The way I read this, we really cannot get back to the rule of law if we have too-big-to-fail banks. That is what I will be arguing in two weeks. These institutions will be given special treatment, particularly in a crisis. In 2008, AIG was eviscerated in order to provide a liquidity injection to Goldman Sachs, Deutsche Bank, and others. Does anyone think that the decisions would have come out the same if the Treasury Secretary had been a proud alumnus of AIG rather than of Goldman Sachs?
Some of my other thoughts for the panel.
1. Suppose that we were to limit any financial institution to $250 billion in liabilities that are not backed by capital. Currently, the largest banks in this country seem to have over $1 trillion in liabilities.
2. What can you not do with a $250 billion portfolio? What would such a bank be precluded from doing, other than buying another huge bank?
3. I think it is pretty hard to know for certain the extent of economies of scale and scope in banking. However, my intuition is that the big banks did not get where they are today through natural market competition. In other industries, dominant firms are characterized by focused excellence. Intel is very good at designing and manufacturing chips. Walmart is very good at logistics. What is JP Morgan Chase very good at? Citigroup?

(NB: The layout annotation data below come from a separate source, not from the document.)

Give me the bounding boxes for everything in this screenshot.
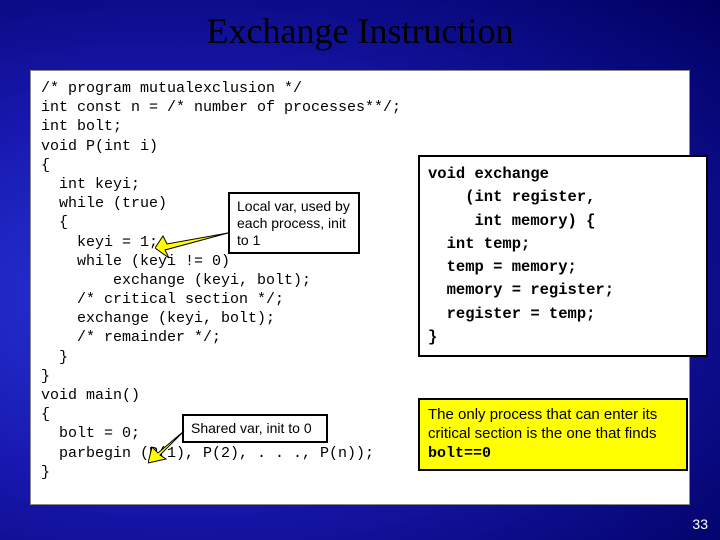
callout-local-var: Local var, used by each process, init to… (228, 192, 360, 254)
explanation-text: The only process that can enter its crit… (428, 406, 657, 442)
callout-arrow-local (155, 230, 230, 260)
callout-shared-var: Shared var, init to 0 (182, 414, 328, 443)
code-block-exchange: void exchange (int register, int memory)… (418, 155, 708, 357)
explanation-box: The only process that can enter its crit… (418, 398, 688, 471)
explanation-code: bolt==0 (428, 445, 491, 462)
slide-number: 33 (692, 516, 708, 532)
callout-arrow-shared (148, 431, 188, 466)
slide-title: Exchange Instruction (0, 0, 720, 52)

Another characteristic of dominant firms in competitive markets is that they grow by doing more of what they are good at. In contrast, banks grow primarily through mergers and acquisitions.
4. How much does too-big-to-fail matter? Well, try to imagine what the computer industry would look like if the government had designated the dominant firms as of 1970 as too big to fail. We would still have Wang and DEC, but I doubt that we would have Apple or Microsoft.

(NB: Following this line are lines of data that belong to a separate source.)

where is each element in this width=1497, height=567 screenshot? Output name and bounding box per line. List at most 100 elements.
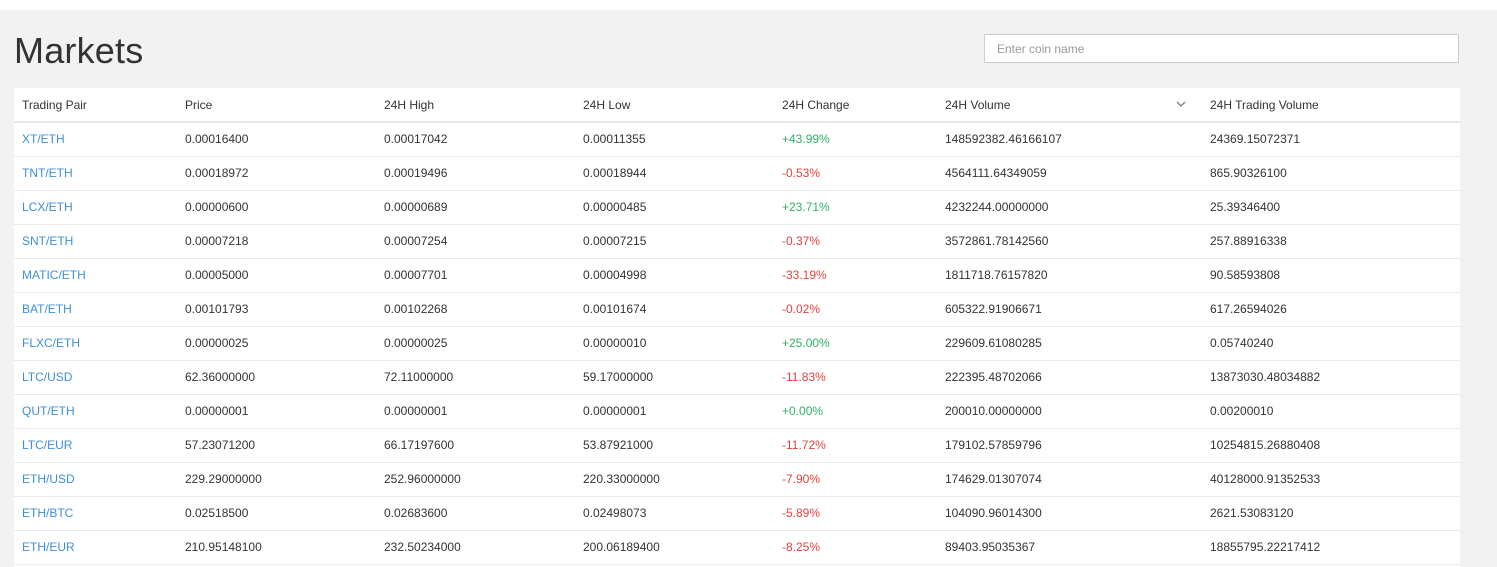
trading-pair-link[interactable]: BAT/ETH [14, 292, 177, 326]
change-cell: -11.83% [782, 370, 826, 384]
trading-volume-cell: 0.05740240 [1210, 336, 1274, 350]
table-row[interactable]: LTC/USD 62.36000000 72.11000000 59.17000000… [14, 360, 1460, 394]
price-cell: 0.00016400 [185, 132, 249, 147]
low-cell: 0.00011355 [583, 132, 646, 147]
trading-volume-cell: 13873030.48034882 [1210, 370, 1321, 384]
volume-cell: 104090.96014300 [945, 506, 1042, 520]
high-cell: 0.00007254 [384, 234, 448, 248]
change-cell: -5.89% [782, 506, 821, 520]
low-cell: 0.00000001 [583, 404, 647, 418]
trading-pair-link[interactable]: TNT/ETH [14, 156, 177, 190]
page-title: Markets [14, 30, 144, 71]
trading-volume-cell: 617.26594026 [1210, 302, 1287, 316]
trading-pair-link[interactable]: SNT/ETH [14, 224, 177, 258]
column-header-24h-volume[interactable]: 24H Volume [937, 88, 1202, 122]
trading-volume-cell: 24369.15072371 [1210, 132, 1301, 147]
high-cell: 232.50234000 [384, 540, 461, 554]
trading-pair-link[interactable]: QUT/ETH [14, 394, 177, 428]
trading-volume-cell: 25.39346400 [1210, 200, 1281, 214]
trading-volume-cell: 2621.53083120 [1210, 506, 1294, 520]
low-cell: 53.87921000 [583, 438, 654, 452]
low-cell: 0.00007215 [583, 234, 647, 248]
volume-cell: 89403.95035367 [945, 540, 1036, 554]
high-cell: 0.00000001 [384, 404, 448, 418]
table-row[interactable]: BAT/ETH 0.00101793 0.00102268 0.00101674 -0.… [14, 292, 1460, 326]
trading-volume-cell: 0.00200010 [1210, 404, 1274, 418]
volume-cell: 1811718.76157820 [945, 268, 1048, 282]
price-cell: 0.00018972 [185, 166, 249, 180]
column-header-24h-high[interactable]: 24H High [376, 88, 575, 122]
trading-pair-link[interactable]: ETH/BTC [14, 496, 177, 530]
low-cell: 200.06189400 [583, 540, 660, 554]
low-cell: 0.00018944 [583, 166, 647, 180]
high-cell: 0.00000689 [384, 200, 448, 214]
header-row: Trading Pair Price 24H High 24H Low 24H … [14, 88, 1460, 122]
change-cell: -33.19% [782, 268, 827, 282]
change-cell: +0.00% [782, 404, 824, 418]
table-row[interactable]: TNT/ETH 0.00018972 0.00019496 0.00018944 -0.… [14, 156, 1460, 190]
column-header-24h-trading-volume[interactable]: 24H Trading Volume [1202, 88, 1460, 122]
high-cell: 252.96000000 [384, 472, 461, 486]
volume-cell: 222395.48702066 [945, 370, 1042, 384]
price-cell: 62.36000000 [185, 370, 256, 384]
column-header-24h-low[interactable]: 24H Low [575, 88, 774, 122]
trading-volume-cell: 257.88916338 [1210, 234, 1287, 248]
trading-pair-link[interactable]: LTC/USD [14, 360, 177, 394]
trading-pair-link[interactable]: XT/ETH [14, 122, 177, 156]
trading-pair-link[interactable]: MATIC/ETH [14, 258, 177, 292]
low-cell: 0.02498073 [583, 506, 647, 520]
trading-volume-cell: 865.90326100 [1210, 166, 1287, 180]
price-cell: 0.00000025 [185, 336, 249, 350]
price-cell: 0.02518500 [185, 506, 249, 520]
high-cell: 0.00019496 [384, 166, 448, 180]
change-cell: -0.02% [782, 302, 821, 316]
high-cell: 0.00017042 [384, 132, 448, 147]
trading-pair-link[interactable]: FLXC/ETH [14, 326, 177, 360]
change-cell: -8.25% [782, 540, 821, 554]
table-row[interactable]: QUT/ETH 0.00000001 0.00000001 0.00000001 +0.… [14, 394, 1460, 428]
markets-table: Trading Pair Price 24H High 24H Low 24H … [14, 88, 1460, 565]
chevron-down-icon[interactable] [1175, 98, 1187, 110]
trading-volume-cell: 40128000.91352533 [1210, 472, 1321, 486]
column-header-24h-volume-label: 24H Volume [945, 97, 1011, 112]
price-cell: 0.00005000 [185, 268, 249, 282]
low-cell: 220.33000000 [583, 472, 660, 486]
volume-cell: 200010.00000000 [945, 404, 1042, 418]
volume-cell: 179102.57859796 [945, 438, 1042, 452]
change-cell: -0.37% [782, 234, 821, 248]
table-row[interactable]: SNT/ETH 0.00007218 0.00007254 0.00007215 -0.… [14, 224, 1460, 258]
volume-cell: 174629.01307074 [945, 472, 1042, 486]
price-cell: 0.00000600 [185, 200, 249, 214]
price-cell: 57.23071200 [185, 438, 256, 452]
high-cell: 0.00102268 [384, 302, 448, 316]
table-row[interactable]: ETH/BTC 0.02518500 0.02683600 0.02498073 -5.… [14, 496, 1460, 530]
table-row[interactable]: LCX/ETH 0.00000600 0.00000689 0.00000485 +23… [14, 190, 1460, 224]
coin-search-input[interactable] [984, 34, 1459, 63]
column-header-trading-pair[interactable]: Trading Pair [14, 88, 177, 122]
table-row[interactable]: MATIC/ETH 0.00005000 0.00007701 0.00004998 -… [14, 258, 1460, 292]
low-cell: 59.17000000 [583, 370, 654, 384]
high-cell: 0.00007701 [384, 268, 448, 282]
volume-cell: 148592382.46166107 [945, 132, 1062, 147]
table-row[interactable]: LTC/EUR 57.23071200 66.17197600 53.87921000… [14, 428, 1460, 462]
trading-volume-cell: 90.58593808 [1210, 268, 1281, 282]
low-cell: 0.00000485 [583, 200, 647, 214]
trading-pair-link[interactable]: ETH/USD [14, 462, 177, 496]
change-cell: -0.53% [782, 166, 821, 180]
table-row[interactable]: ETH/USD 229.29000000 252.96000000 220.33000… [14, 462, 1460, 496]
table-row[interactable]: XT/ETH 0.00016400 0.00017042 0.00011355 +43.… [14, 122, 1460, 156]
table-row[interactable]: FLXC/ETH 0.00000025 0.00000025 0.00000010 +2… [14, 326, 1460, 360]
table-row[interactable]: ETH/EUR 210.95148100 232.50234000 200.06189… [14, 530, 1460, 564]
low-cell: 0.00004998 [583, 268, 647, 282]
column-header-price[interactable]: Price [177, 88, 376, 122]
price-cell: 0.00101793 [185, 302, 249, 316]
price-cell: 0.00000001 [185, 404, 249, 418]
trading-pair-link[interactable]: LTC/EUR [14, 428, 177, 462]
high-cell: 72.11000000 [384, 370, 454, 384]
column-header-24h-change[interactable]: 24H Change [774, 88, 937, 122]
high-cell: 0.00000025 [384, 336, 448, 350]
high-cell: 66.17197600 [384, 438, 455, 452]
trading-pair-link[interactable]: ETH/EUR [14, 530, 177, 564]
high-cell: 0.02683600 [384, 506, 448, 520]
trading-pair-link[interactable]: LCX/ETH [14, 190, 177, 224]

5. If we imagine banks without TBTF, then it is likely that at times in the past the stock prices of some of the large banks would have been very low, which would have halted their growth through acquisitions and perhaps forced management to divest poorly-managed business lines in order to appease shareholders.
We cannot have large banks without TBTF. We cannot have TBTF without an unfair playing field and mockery of the rule of law. So we should break up large banks.